The voiceover localization industry is constantly evolving, as new technologies and trends emerge. We have already discussed What is Voiceover Localization in the previous blog post. Now here are some of the latest developments in Voiceover Localization:
- Increased use of AI to automate and streamline various aspects of the voiceover localization process, such as translation, transcription, and audio editing. This reduces costs and turnaround times, while also improving the quality of localized voiceovers.
- Growth of text-to-speech (TTS) technology in the production of high-quality voiceovers in a wide range of languages. This is making it a more viable option for businesses of all sizes, as it can be more cost-effective than hiring professional voice actors. However, costs for hiring voice actors for non-broadcast work can be more affordable. This will depend on the volume and scope of recordings needed.
- Rise of remote recording: With the increasing availability of high-quality recording equipment, more voice actors record remotely from professional-quality home studios. This makes it easier and more efficient to find and hire voice talent from all over the world, regardless of location.
- Increased focus on cultural localization: Businesses are increasingly recognizing the importance of cultural localization when producing voiceovers for international markets. This means adapting the tone, style, and content of the voiceover to match the cultural expectations of the target audience.
Specific Technological Advances
In addition to these general developments, there are also a number of specific technologies and trends that are emerging developments in voiceover localization. For example:
- Neural machine translation, or NMT, is a type of machine translation that uses AI for more accurate and natural-sounding translations. Often it does this by predicting the likelihood of a sequence of words. Then it puts whole sentences into a cohesive integrated model. NMT is a great option for translating voiceover scripts, especially those that contain complex and/or idiomatic language.
- Neural text-to-speech, or Neural TTS, is a newer type of TTS technology that produces more natural-sounding voices than traditional TTS. Neural TTS voices are also more expressive and can be used to convey a wider range of emotions. It perhaps the biggest development in voiceover localization. Examples of Neural TTS are Microsoft Azure AI, Read-Aloud web browser features, and Amazon Polly. A full list of the best TTS Software with pricing and comparisons is found here.
- Interactive voiceovers that are triggered by user interaction, such as clicking on a button or speaking a command. This type of voiceover is becoming increasingly popular for use in e-learning courses with gamification, and other interactive media. On a much more complex level, Video game developers are using remote voice recording for their games in multiple languages. This reduces costs and turnaround times, and it also gives developers more flexibility in terms of casting voiceover talent.
- Voiceover personalization: Voiceover personalization is the process of tailoring the voiceover to the individual user’s name, location, or other personal information. Voiceover personalization can help to create a more engaging and immersive experience for the user.

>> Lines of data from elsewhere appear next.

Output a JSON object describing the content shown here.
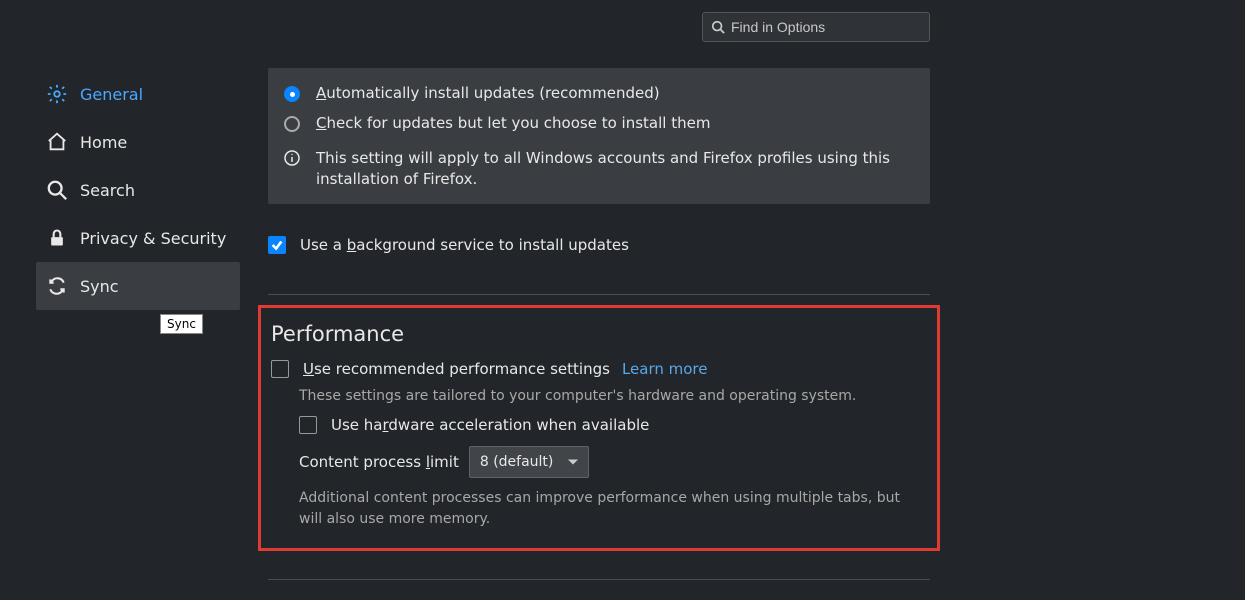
{
  "search": {
    "placeholder": "Find in Options"
  },
  "sidebar": {
    "items": [
      {
        "label": "General"
      },
      {
        "label": "Home"
      },
      {
        "label": "Search"
      },
      {
        "label": "Privacy & Security"
      },
      {
        "label": "Sync"
      }
    ],
    "tooltip": "Sync"
  },
  "updates": {
    "radio1_prefix": "A",
    "radio1_rest": "utomatically install updates (recommended)",
    "radio2_prefix": "C",
    "radio2_rest": "heck for updates but let you choose to install them",
    "info_text": "This setting will apply to all Windows accounts and Firefox profiles using this installation of Firefox.",
    "bg_service_pre": "Use a ",
    "bg_service_u": "b",
    "bg_service_post": "ackground service to install updates"
  },
  "performance": {
    "title": "Performance",
    "recommended_pre": "U",
    "recommended_post": "se recommended performance settings",
    "learn_more": "Learn more",
    "desc": "These settings are tailored to your computer's hardware and operating system.",
    "hw_pre": "Use ha",
    "hw_u": "r",
    "hw_post": "dware acceleration when available",
    "limit_pre": "Content process ",
    "limit_u": "l",
    "limit_post": "imit",
    "limit_value": "8 (default)",
    "note": "Additional content processes can improve performance when using multiple tabs, but will also use more memory."
  }
}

Connecting Vendors in Localization Platforms
These are all just a few of the new developments in voiceover localization. As the industry continues to evolve, we can expect to see even more innovative and effective ways to localize voiceovers for global audiences.
One way this is being done is Google and others are using cloud-based voiceover localization platforms to help businesses localize their content into multiple languages. Google’s cloud-based voiceover localization platform makes it easy for businesses to find qualified voice actors and translators, and to manage the entire voiceover localization process. This is an important tool to access the globalization of video content. People all over the world now watch video, and this is driving demand for voiceover localization.